Spring Dragon Festival (the dragon lifts its head on the second day of the second lunar month) and of course the second day of the second lunar month is the very date of the festival.

The folklore says that every second day of the second lunar month is the time when the dragon in charge of the rain lifts its head. From that day on, rainfall will gradually increase, so it is called the ‘Spring Dragon Festival’ or ‘Dragon Head Festival’

On every occasion of the Spring Dragon Festival, families in most of the areas in the northern China will go to wells or rivers to fetch water with their lanterns on, in the morning. Then they will come back home and turn the light, burn joss sticks and offer up sacrifices. This ceremony was called ‘attracting the dragon in the field’ in the old times. On this festival, every family should eat noodles, which means ‘lifting the dragon’s head’; fry cakes, which means ‘eating the dragon’s gallbladder’ (the Chinese believe that this holds the courage); and pop corn so that ‘golden beans can blossom; dragon god can return to heaven and distribute the rain to the earth and crops can grow well.’

A story about the origin of the Spring Dragon Festival prevails among people.
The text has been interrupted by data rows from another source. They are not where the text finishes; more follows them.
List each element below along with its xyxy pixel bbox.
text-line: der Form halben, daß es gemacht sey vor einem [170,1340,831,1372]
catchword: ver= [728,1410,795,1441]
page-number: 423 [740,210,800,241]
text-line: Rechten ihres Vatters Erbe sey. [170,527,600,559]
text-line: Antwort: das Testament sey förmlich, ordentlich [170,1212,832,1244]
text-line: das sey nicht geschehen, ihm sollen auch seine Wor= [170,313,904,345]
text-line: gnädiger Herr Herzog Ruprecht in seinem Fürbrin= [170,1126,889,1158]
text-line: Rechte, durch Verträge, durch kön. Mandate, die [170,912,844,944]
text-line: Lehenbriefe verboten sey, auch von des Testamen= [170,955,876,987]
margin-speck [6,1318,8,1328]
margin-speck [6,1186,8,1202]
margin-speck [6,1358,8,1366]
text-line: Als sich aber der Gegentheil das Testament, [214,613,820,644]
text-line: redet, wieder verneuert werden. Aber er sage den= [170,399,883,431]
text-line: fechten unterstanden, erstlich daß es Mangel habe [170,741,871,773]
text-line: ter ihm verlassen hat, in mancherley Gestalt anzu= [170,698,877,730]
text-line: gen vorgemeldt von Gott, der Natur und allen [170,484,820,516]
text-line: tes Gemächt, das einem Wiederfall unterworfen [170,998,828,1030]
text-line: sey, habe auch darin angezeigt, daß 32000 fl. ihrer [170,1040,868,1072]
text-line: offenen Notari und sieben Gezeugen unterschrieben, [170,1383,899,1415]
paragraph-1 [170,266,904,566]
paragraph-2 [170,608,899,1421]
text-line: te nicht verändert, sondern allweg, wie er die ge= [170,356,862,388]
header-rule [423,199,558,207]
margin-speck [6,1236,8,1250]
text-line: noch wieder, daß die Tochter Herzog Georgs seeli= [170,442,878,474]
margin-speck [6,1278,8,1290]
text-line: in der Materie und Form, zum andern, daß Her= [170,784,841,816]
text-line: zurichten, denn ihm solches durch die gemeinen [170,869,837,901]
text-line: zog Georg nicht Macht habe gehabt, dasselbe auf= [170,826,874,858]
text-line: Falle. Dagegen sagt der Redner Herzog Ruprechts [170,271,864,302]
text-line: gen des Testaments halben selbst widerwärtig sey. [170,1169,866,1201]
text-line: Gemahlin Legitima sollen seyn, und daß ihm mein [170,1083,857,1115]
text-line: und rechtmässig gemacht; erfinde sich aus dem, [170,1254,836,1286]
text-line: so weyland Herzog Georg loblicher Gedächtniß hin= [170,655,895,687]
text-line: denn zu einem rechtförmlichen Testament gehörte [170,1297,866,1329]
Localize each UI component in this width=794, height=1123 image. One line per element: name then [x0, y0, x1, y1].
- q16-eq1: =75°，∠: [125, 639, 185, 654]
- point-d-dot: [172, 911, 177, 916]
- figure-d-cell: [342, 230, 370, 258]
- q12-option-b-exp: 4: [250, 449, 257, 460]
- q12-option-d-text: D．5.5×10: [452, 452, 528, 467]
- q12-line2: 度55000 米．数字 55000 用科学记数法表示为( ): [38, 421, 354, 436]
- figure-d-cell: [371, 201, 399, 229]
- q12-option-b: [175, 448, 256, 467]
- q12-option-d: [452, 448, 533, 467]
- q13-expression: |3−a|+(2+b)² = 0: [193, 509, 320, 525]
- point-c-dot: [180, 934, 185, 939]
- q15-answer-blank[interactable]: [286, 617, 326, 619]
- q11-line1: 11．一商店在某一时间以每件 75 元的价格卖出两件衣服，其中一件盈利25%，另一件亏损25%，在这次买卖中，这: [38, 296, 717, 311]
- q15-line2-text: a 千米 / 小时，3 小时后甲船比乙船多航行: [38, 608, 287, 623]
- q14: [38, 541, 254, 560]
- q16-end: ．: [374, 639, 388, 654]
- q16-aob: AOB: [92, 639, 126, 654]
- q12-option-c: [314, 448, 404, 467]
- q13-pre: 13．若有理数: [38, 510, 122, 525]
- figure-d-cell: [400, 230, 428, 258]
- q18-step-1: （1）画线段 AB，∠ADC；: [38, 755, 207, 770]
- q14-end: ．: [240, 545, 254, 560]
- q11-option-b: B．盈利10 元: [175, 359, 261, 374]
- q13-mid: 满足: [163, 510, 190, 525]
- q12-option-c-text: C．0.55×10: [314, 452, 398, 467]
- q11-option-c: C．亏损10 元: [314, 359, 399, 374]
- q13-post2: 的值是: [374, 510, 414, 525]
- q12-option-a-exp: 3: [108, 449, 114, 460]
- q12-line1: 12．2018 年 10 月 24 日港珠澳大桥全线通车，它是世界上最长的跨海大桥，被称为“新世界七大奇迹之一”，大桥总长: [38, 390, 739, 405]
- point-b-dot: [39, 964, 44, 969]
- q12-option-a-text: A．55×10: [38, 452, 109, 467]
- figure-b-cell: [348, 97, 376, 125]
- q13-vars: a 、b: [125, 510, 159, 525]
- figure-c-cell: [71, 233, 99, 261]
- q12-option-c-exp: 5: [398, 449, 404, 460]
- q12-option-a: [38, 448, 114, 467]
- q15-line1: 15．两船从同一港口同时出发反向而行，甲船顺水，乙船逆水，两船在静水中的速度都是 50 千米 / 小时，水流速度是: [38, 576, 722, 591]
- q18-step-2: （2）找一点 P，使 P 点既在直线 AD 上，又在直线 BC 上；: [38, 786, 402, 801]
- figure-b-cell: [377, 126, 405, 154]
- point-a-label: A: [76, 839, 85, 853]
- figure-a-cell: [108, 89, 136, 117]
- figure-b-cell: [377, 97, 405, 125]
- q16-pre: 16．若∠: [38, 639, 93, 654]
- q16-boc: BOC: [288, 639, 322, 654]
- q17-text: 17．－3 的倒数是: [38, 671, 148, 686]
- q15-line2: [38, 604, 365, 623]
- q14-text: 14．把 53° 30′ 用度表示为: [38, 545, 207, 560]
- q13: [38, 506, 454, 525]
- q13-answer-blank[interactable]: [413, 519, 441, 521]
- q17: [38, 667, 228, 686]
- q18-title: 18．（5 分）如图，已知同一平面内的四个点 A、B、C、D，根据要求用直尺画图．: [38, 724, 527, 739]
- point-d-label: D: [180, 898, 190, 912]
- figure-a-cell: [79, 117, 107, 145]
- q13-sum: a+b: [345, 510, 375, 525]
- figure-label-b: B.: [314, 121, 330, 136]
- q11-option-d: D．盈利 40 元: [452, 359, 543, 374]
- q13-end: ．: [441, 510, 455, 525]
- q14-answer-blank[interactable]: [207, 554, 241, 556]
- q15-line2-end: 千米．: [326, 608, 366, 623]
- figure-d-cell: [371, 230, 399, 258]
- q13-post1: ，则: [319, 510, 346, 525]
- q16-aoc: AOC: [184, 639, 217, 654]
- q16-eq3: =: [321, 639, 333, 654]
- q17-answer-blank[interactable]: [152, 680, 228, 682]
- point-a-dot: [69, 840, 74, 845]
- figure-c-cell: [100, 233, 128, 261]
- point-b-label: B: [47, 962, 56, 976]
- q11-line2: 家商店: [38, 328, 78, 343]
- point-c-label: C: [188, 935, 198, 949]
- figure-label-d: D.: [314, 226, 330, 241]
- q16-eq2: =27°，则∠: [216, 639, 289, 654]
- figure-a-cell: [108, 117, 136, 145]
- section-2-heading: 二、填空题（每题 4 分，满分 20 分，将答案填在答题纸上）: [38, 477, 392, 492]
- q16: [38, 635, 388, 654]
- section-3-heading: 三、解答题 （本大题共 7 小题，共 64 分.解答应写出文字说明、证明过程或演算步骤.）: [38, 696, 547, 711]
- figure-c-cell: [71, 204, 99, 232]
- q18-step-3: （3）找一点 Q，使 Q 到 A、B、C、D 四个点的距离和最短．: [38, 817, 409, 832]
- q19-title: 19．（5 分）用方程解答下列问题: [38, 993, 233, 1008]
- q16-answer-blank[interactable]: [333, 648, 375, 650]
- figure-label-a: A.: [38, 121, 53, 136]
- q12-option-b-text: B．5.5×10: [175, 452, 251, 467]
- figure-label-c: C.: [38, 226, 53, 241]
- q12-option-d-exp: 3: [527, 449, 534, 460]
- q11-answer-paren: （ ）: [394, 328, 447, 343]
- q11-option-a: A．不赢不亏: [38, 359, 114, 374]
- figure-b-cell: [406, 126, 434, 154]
In the Tang Dynasty, Wu Zetian the queen came to power and became the empress, which irritated Yuhuang Dadi in the heaven. He ordered the four dragons gods who are in charge of the rain not to rain a single drop in three years. However, the dragon god who is in charge of the heaven river couldn’t bear to see people being driven to death, so broke Yuhuang Dadi’s rule and secretly rained once. Yuhuang Dadi became so angry that he kept the dragon god under the mountains as a kind of torture, and the stele on the mountain read as follows:

"The dragon king violates the heavenly rules by dropping rain
And is subject to thousands of years of punishment on earth
If ever he wishes to go back to the heavenly palace
It’s only when golden beans give birth to flowers."

To save the kindhearted dragon god, people went everywhere to find the golden beans. On the second day of the second lunar month the next year, people found the secret of golden beans when they were tedding the seeds of corn: since the corn is just like golden beans, isn’t that the golden beans blossom when the corn is popped? So every family began to pop the corn and set up the altar to offer the blossomed ‘golden beans’ as sacrifices. The dragon lifted his head and saw all this. Knowing that people are trying to rescue him, he cried to Yuhuang Dadi: ‘The golden beans have blossomed, so please set me free!’ Yuhuang Dadi had no choice but to call the dragon god back to heaven and give back his job. From then on, it became a habit that people pop corn on the second day of the second lunar month.

Actually, it is just the characteristic of North China Monsoon that the rainfalls begin to grow after the second day of the second lunar month. However, seen from another perspective, the festival also shows people’s wishes for fine weather and a better harvest.